The back of our building faces south and was an ideal site for solar electric panels. We have a 3.75kW set up on a smart inverter which can cope with each panel producing different amounts of electricity without a temporary shaded panel dragging the rest down. It even has an internet connection and send live data to the manufacturers meaning we can log in and see how the system is doing on an instantaneous, weekly, monthly or yearly basis. The Government pay us for every kWh we generate and a little extra for feeding back into the grid. Also every kWh we make means one we don’t have to buy, so overall a worthwhile project.
The ongoing accumulation of incremental gains
The rest of our effort is focused on considering the best choice for each activity, as each change makes a marginal difference but the accumulation of lots of small things results in big savings in green footprint.
Such things are:-
Installing new LED lighting. Where we have added new space we have used LED lighting for circulation areas and every light in the new flat is LED.

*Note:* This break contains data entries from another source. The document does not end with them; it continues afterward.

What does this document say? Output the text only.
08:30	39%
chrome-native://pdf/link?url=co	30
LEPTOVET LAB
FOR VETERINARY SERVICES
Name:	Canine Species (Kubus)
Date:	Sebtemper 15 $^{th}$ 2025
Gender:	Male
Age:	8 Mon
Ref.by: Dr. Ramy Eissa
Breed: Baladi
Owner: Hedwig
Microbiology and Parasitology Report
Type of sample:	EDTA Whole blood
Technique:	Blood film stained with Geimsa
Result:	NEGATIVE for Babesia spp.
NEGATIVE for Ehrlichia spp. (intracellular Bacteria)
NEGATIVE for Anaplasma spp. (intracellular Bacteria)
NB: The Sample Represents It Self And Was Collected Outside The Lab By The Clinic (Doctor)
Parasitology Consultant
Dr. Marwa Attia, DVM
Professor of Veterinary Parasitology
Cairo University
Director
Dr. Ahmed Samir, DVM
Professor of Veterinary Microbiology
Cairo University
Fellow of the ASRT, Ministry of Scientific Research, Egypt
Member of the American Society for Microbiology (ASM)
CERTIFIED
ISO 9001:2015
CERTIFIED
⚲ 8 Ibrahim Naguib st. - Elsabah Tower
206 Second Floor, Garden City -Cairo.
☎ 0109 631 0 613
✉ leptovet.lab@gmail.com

Improving the fluorescent lighting. In clinical areas, we need bright and shadow free lighting and fluorescent strip lighting is still the best value here. However we have been migrating to the thinner, more efficient T5 tubes and using high frequency technology, rather than inefficient switch start (with the plug in starters) fittings.
Segregating our waste. We now sort our non clinical waste so as to maximise it recycling value. We are careful to recycle broken or redundant electrical and electronic items and batteries as they contain valuable rare elements as well as the more common metals.
The dog trike is a low carbon way of commuting.